Friday, July 27, 2007
I don't have an elaborate explanation as to why I'm asking this question. I was just sitting at my desk today and looked out my window and began to think. I started thinking about the times when you could walk outside on a sunny day and see girls playing double dutch, hear ice cream truck bells in the distance, and taking a trip to the corner store was a big deal in itself. Times when it was perfectly okay to let your children play in the front yard without worrying about them being violated or abducted. Even the times when dating wasn't such a hassle, being in love was actually a good thing, and being committed didn't correlate to insanity. Is it just me or have times changed?
It's funny how life deals you cards. And just like with any card game, it's a mystery what hand you've been dealt until you flip the cards over and make an attempt at playing the game. You win some and unfortunately you lose some. You count your losses and move on. You can't help what hand you've been dealt, but you can choose whether or not you want to play. In this particular situation, I decided to play even after seeing the shitty cards I was dealt. Now, I'm the type of person that doesn't regret anything. There really aren't any mistakes - there's what you do and what you don't do. The game I played was fun and exhilarating at times but more often than not it was heartbreaking, devastating, and exhausting. But it was my choice - a choice I have to live with. And that's another thing about life . . . you can't live without learning. And I can definitely say that I learned from this. If ever my destiny's card dealer shuffles and deals another shitty hand to my side of the card table, I know now to slide them right back across. That gesture, followed by a smile and the request to shuffle again. I guess you could say this game was truly a lesson learned. Oh and I'm about to play the hell out of my next hand.

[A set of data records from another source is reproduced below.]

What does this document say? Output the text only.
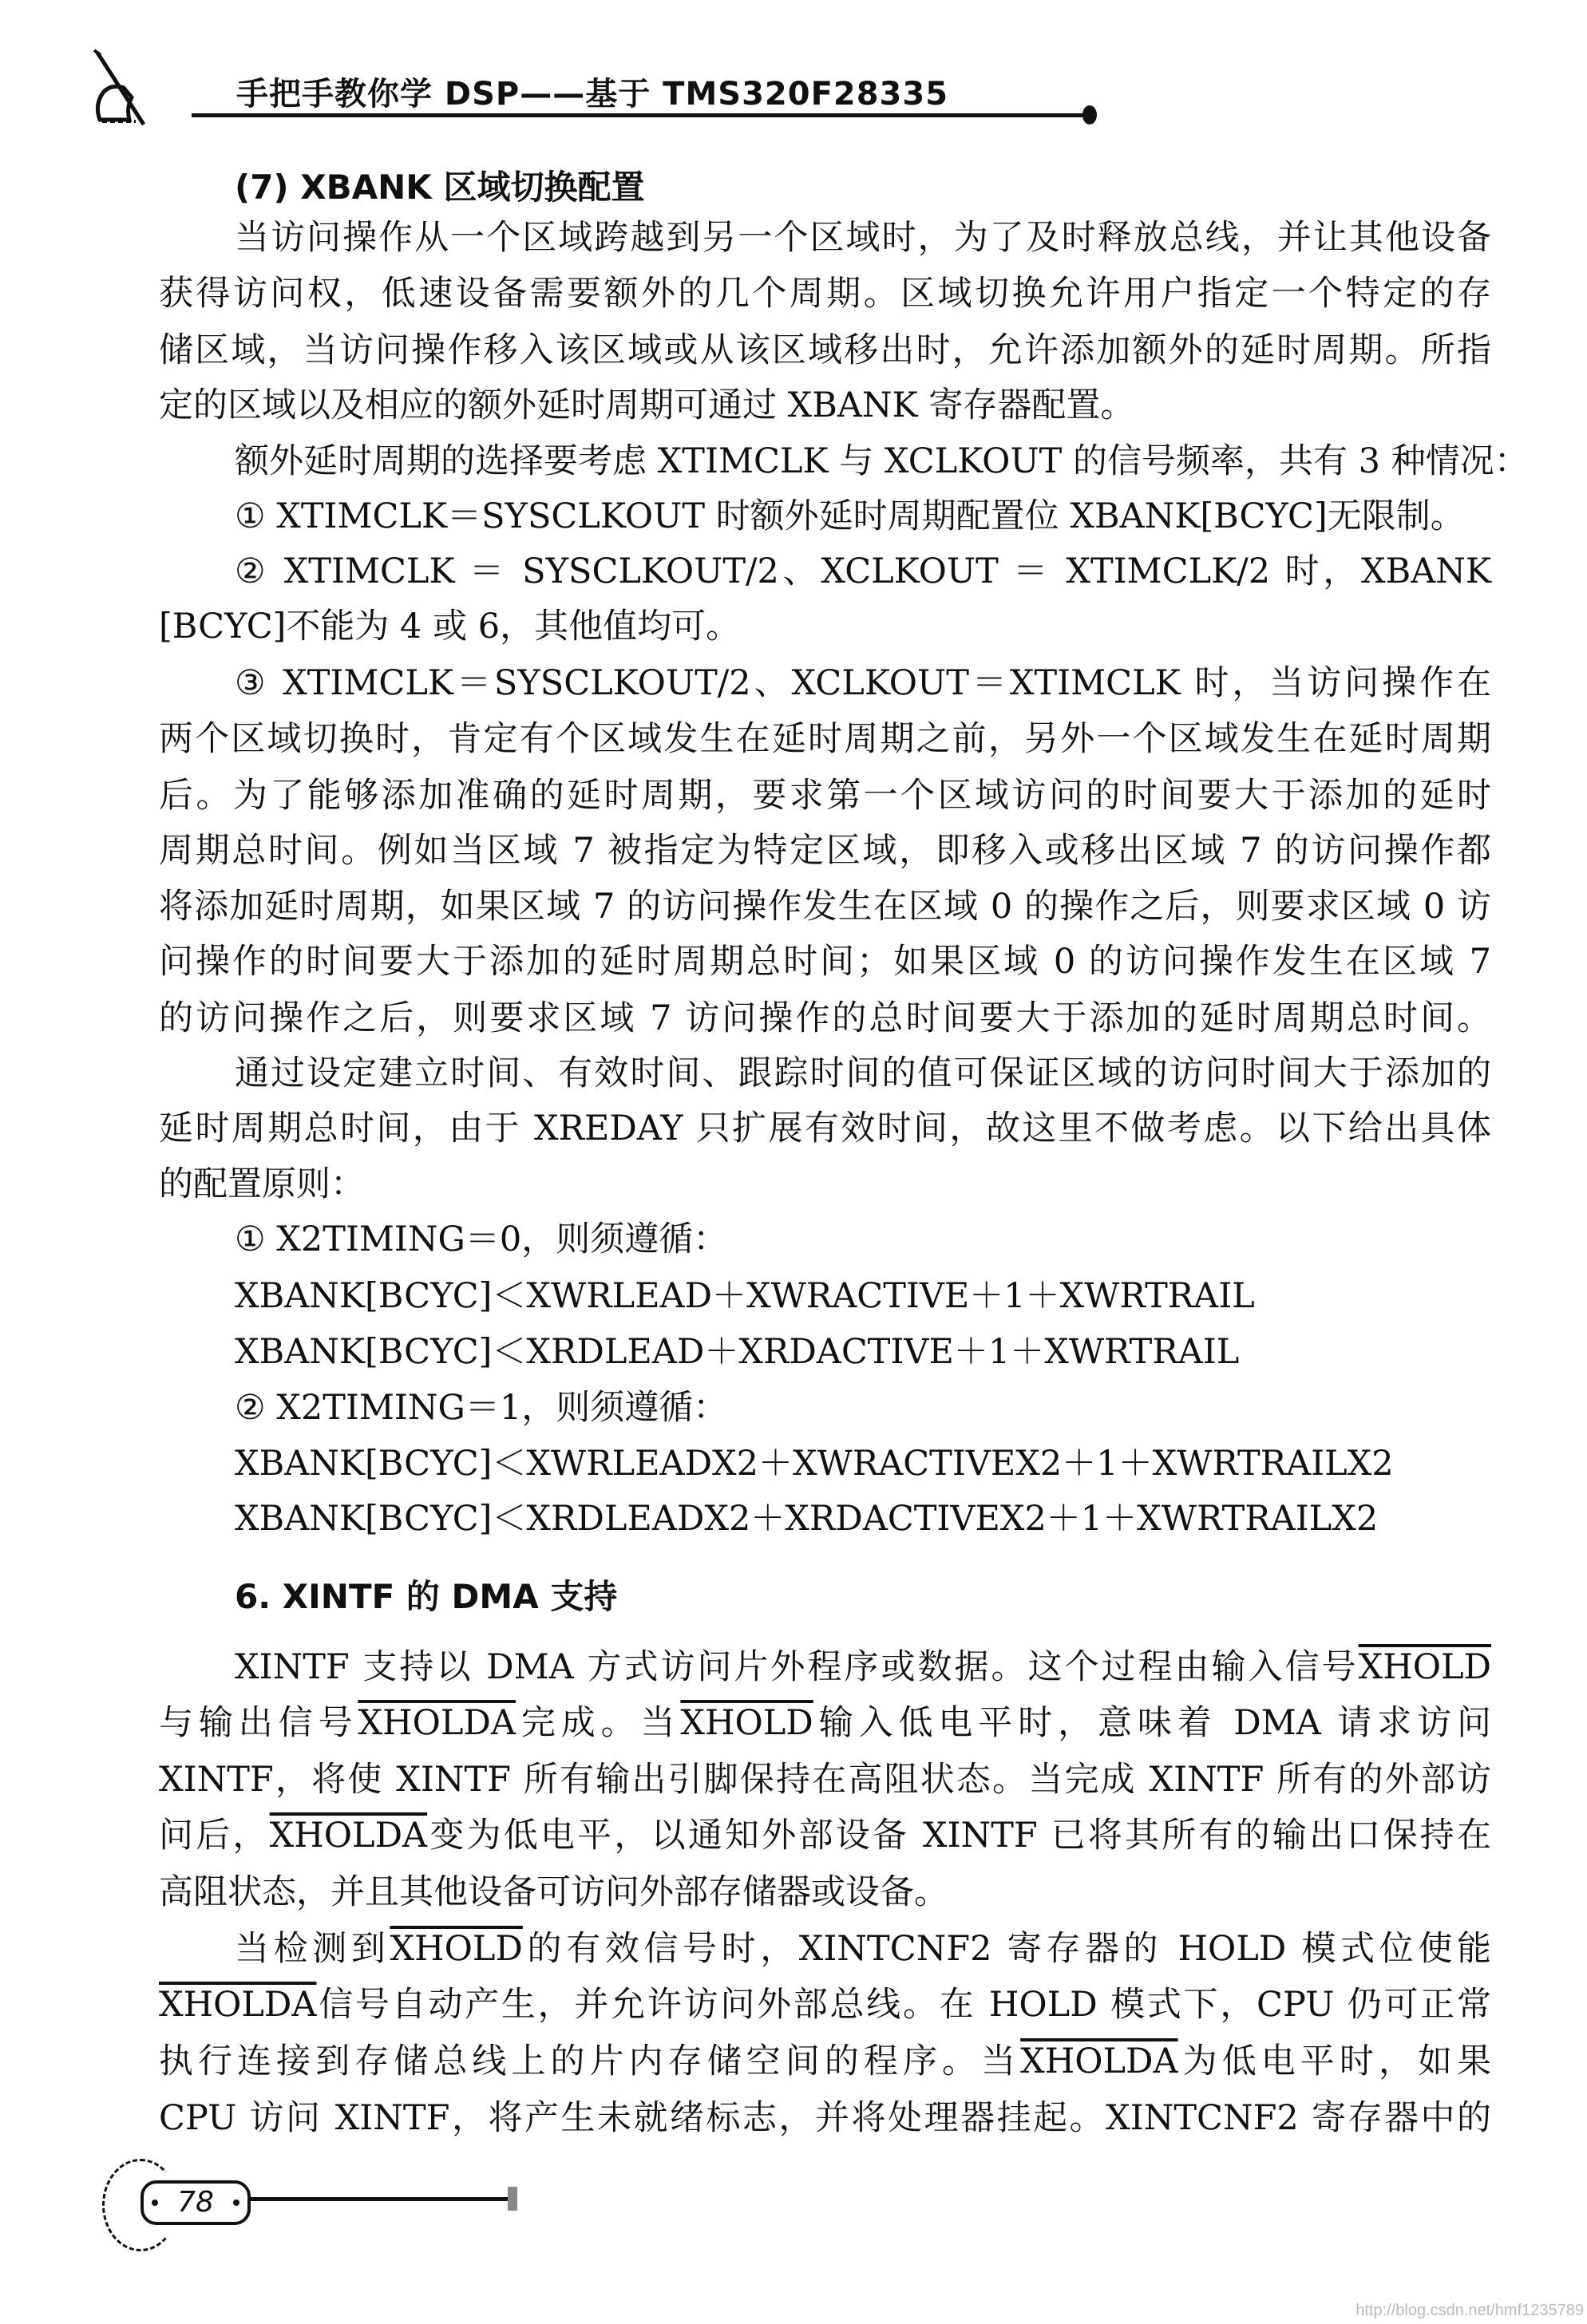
手把手教你学 DSP——基于 TMS320F28335
(7) XBANK 区域切换配置
6. XINTF 的 DMA 支持
当访问操作从一个区域跨越到另一个区域时，为了及时释放总线，并让其他设备
获得访问权，低速设备需要额外的几个周期。区域切换允许用户指定一个特定的存
储区域，当访问操作移入该区域或从该区域移出时，允许添加额外的延时周期。所指
定的区域以及相应的额外延时周期可通过 XBANK 寄存器配置。
额外延时周期的选择要考虑 XTIMCLK 与 XCLKOUT 的信号频率，共有 3 种情况：
① XTIMCLK＝SYSCLKOUT 时额外延时周期配置位 XBANK[BCYC]无限制。
② XTIMCLK ＝ SYSCLKOUT/2、XCLKOUT ＝ XTIMCLK/2 时，XBANK
[BCYC]不能为 4 或 6，其他值均可。
③ XTIMCLK＝SYSCLKOUT/2、XCLKOUT＝XTIMCLK 时，当访问操作在
两个区域切换时，肯定有个区域发生在延时周期之前，另外一个区域发生在延时周期
后。为了能够添加准确的延时周期，要求第一个区域访问的时间要大于添加的延时
周期总时间。例如当区域 7 被指定为特定区域，即移入或移出区域 7 的访问操作都
将添加延时周期，如果区域 7 的访问操作发生在区域 0 的操作之后，则要求区域 0 访
问操作的时间要大于添加的延时周期总时间；如果区域 0 的访问操作发生在区域 7
的访问操作之后，则要求区域 7 访问操作的总时间要大于添加的延时周期总时间。
通过设定建立时间、有效时间、跟踪时间的值可保证区域的访问时间大于添加的
延时周期总时间，由于 XREDAY 只扩展有效时间，故这里不做考虑。以下给出具体
的配置原则：
① X2TIMING＝0，则须遵循：
XBANK[BCYC]＜XWRLEAD＋XWRACTIVE＋1＋XWRTRAIL
XBANK[BCYC]＜XRDLEAD＋XRDACTIVE＋1＋XWRTRAIL
② X2TIMING＝1，则须遵循：
XBANK[BCYC]＜XWRLEADX2＋XWRACTIVEX2＋1＋XWRTRAILX2
XBANK[BCYC]＜XRDLEADX2＋XRDACTIVEX2＋1＋XWRTRAILX2
XINTF 支持以 DMA 方式访问片外程序或数据。这个过程由输入信号XHOLD
与输出信号XHOLDA完成。当XHOLD输入低电平时，意味着 DMA 请求访问
XINTF，将使 XINTF 所有输出引脚保持在高阻状态。当完成 XINTF 所有的外部访
问后，XHOLDA变为低电平，以通知外部设备 XINTF 已将其所有的输出口保持在
高阻状态，并且其他设备可访问外部存储器或设备。
当检测到XHOLD的有效信号时，XINTCNF2 寄存器的 HOLD 模式位使能
XHOLDA信号自动产生，并允许访问外部总线。在 HOLD 模式下，CPU 仍可正常
执行连接到存储总线上的片内存储空间的程序。当XHOLDA为低电平时，如果
CPU 访问 XINTF，将产生未就绪标志，并将处理器挂起。XINTCNF2 寄存器中的
78
http://blog.csdn.net/hmf1235789
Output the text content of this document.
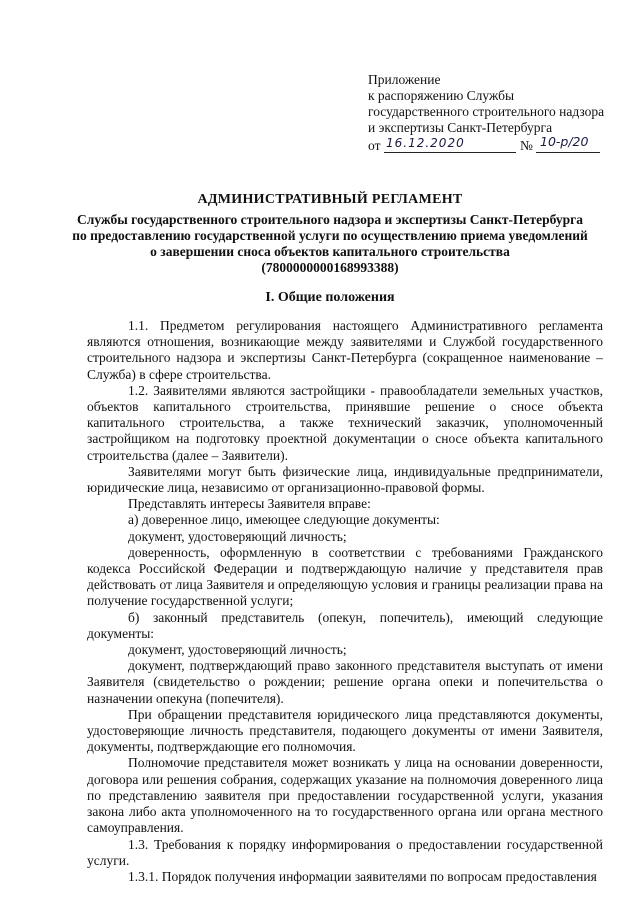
Приложение
к распоряжению Службы
государственного строительного надзора
и экспертизы Санкт-Петербурга
от 16.12.2020	№ 10-р/20
АДМИНИСТРАТИВНЫЙ РЕГЛАМЕНТ
Службы государственного строительного надзора и экспертизы Санкт-Петербурга
по предоставлению государственной услуги по осуществлению приема уведомлений
о завершении сноса объектов капитального строительства
(7800000000168993388)
I. Общие положения

1.1. Предметом регулирования настоящего Административного регламента являются отношения, возникающие между заявителями и Службой государственного строительного надзора и экспертизы Санкт-Петербурга (сокращенное наименование – Служба) в сфере строительства.

1.2. Заявителями являются застройщики - правообладатели земельных участков, объектов капитального строительства, принявшие решение о сносе объекта капитального строительства, а также технический заказчик, уполномоченный застройщиком на подготовку проектной документации о сносе объекта капитального строительства (далее – Заявители).

Заявителями могут быть физические лица, индивидуальные предприниматели, юридические лица, независимо от организационно-правовой формы.

Представлять интересы Заявителя вправе:

а) доверенное лицо, имеющее следующие документы:

документ, удостоверяющий личность;

доверенность, оформленную в соответствии с требованиями Гражданского кодекса Российской Федерации и подтверждающую наличие у представителя прав действовать от лица Заявителя и определяющую условия и границы реализации права на получение государственной услуги;

б) законный представитель (опекун, попечитель), имеющий следующие документы:

документ, удостоверяющий личность;

документ, подтверждающий право законного представителя выступать от имени Заявителя (свидетельство о рождении; решение органа опеки и попечительства о назначении опекуна (попечителя).

При обращении представителя юридического лица представляются документы, удостоверяющие личность представителя, подающего документы от имени Заявителя, документы, подтверждающие его полномочия.

Полномочие представителя может возникать у лица на основании доверенности, договора или решения собрания, содержащих указание на полномочия доверенного лица по представлению заявителя при предоставлении государственной услуги, указания закона либо акта уполномоченного на то государственного органа или органа местного самоуправления.

1.3. Требования к порядку информирования о предоставлении государственной услуги.

1.3.1. Порядок получения информации заявителями по вопросам предоставления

It's interesting how bad life situations have a tendency to infect our judgement and in turn breed cynacism. We find ourselves on the perimeter of something that we once thought should and clould be a wonderful experience. Doubtful and defeated, we truck on wondering if that "thing" could ever happen to us and in the right way. When you cry because you love them, not because they hurt you. When you spend the night alone but aren't lonely. And when missed calls will eventually be returned without question. I'm finding myself in this place. A little cynical while at the same time being hopeful that one day . . . that "thing" will be real for me.